I wonder if anyone has ever said something that made you look at your life in a completely different way?

Recently, I had a work experience student with me for the day. As we walked back from court together (I am a lawyer), she was quiet for a moment, clearly considering her next question. “Do you ever wonder…”, she began. I looked up, unsure of where this was going. “Do you ever wonder what would happen if everyone just behaved themselves? You’d have no more work.”

I am always pleased to host work experience students: I find enjoy their questions and find their enthusiasm infectious. But this was different. I was stumped. There was nothing I could think to say other than to stammer out “You know, I’m not sure I have ever had that thought at all.” It was as if she had held up a mirror: I realised that I had long since lost such optimism and felt ashamed of my cynicism.
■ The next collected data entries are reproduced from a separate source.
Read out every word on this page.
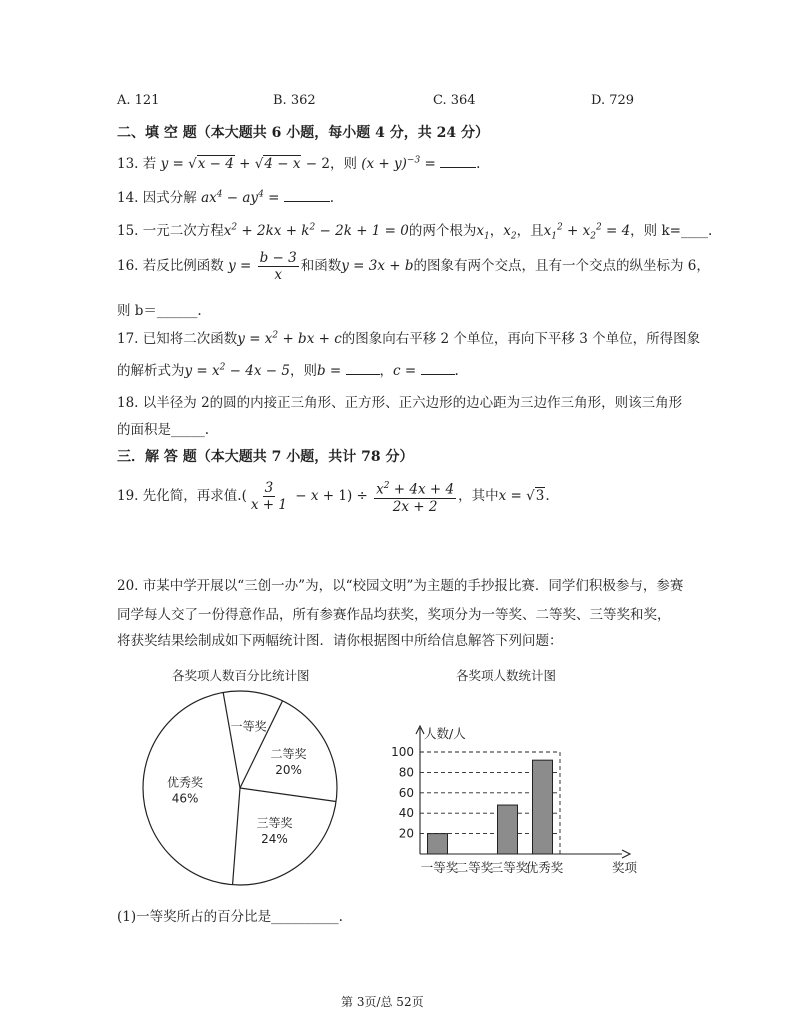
A. 121	B. 362	C. 364	D. 729
二、填 空 题（本大题共 6 小题，每小题 4 分，共 24 分）
13. 若 y = √x − 4 + √4 − x − 2，则 $(x + y)^{-3}$ =	.
14. 因式分解 $ax^4 - ay^4$ =	.
15. 一元二次方程$x^2 + 2kx + k^2 - 2k + 1 = 0$的两个根为$x_1$，$x_2$，且$x_1^2 + x_2^2 = 4$，则 k=____.
16. 若反比例函数 $y = \frac{b - 3}{x}$ 和函数y = 3x + b的图象有两个交点，且有一个交点的纵坐标为 6，
则 b＝______.
17. 已知将二次函数$y = x^2$ + bx + c的图象向右平移 2 个单位，再向下平移 3 个单位，所得图象
的解析式为$y = x^2 - 4x - 5$，则b =	，c =	.
18. 以半径为 2的圆的内接正三角形、正方形、正六边形的边心距为三边作三角形，则该三角形
的面积是_____.
三．解 答 题（本大题共 7 小题，共计 78 分）
19. 先化简，再求值.( $\frac{3}{x + 1} - x + 1) \div \frac{x^2 + 4x + 4}{2x + 2}$ ，其中x = √3.
20. 市某中学开展以“三创一办”为，以“校园文明”为主题的手抄报比赛．同学们积极参与，参赛
同学每人交了一份得意作品，所有参赛作品均获奖，奖项分为一等奖、二等奖、三等奖和奖，
将获奖结果绘制成如下两幅统计图．请你根据图中所给信息解答下列问题：
各奖项人数百分比统计图	各奖项人数统计图
一等奖
二等奖
20%
三等奖
24%
优秀奖
46%
20
40
60
80
100
一等奖
二等奖
三等奖
优秀奖
人数/人
奖项
(1)一等奖所占的百分比是__________.
第 3页/总 52页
In our country’s public life, the last few months have been a particularly difficult time. There is much talk of the need to find new perspectives in the way we address a whole range of issues but apparently little thought given to how we find them.

The story of Jesus’ resurrection is ultimately one of hope. The travellers on the road to Emmaus were surprised and overjoyed to discover they had underestimated their new acquaintance. We, like those travellers, need to search for the extraordinary qualities within our neighbours. Perhaps the time has come to start in the same place as my work experience student: to assume the best, rather than the worst, in everyone.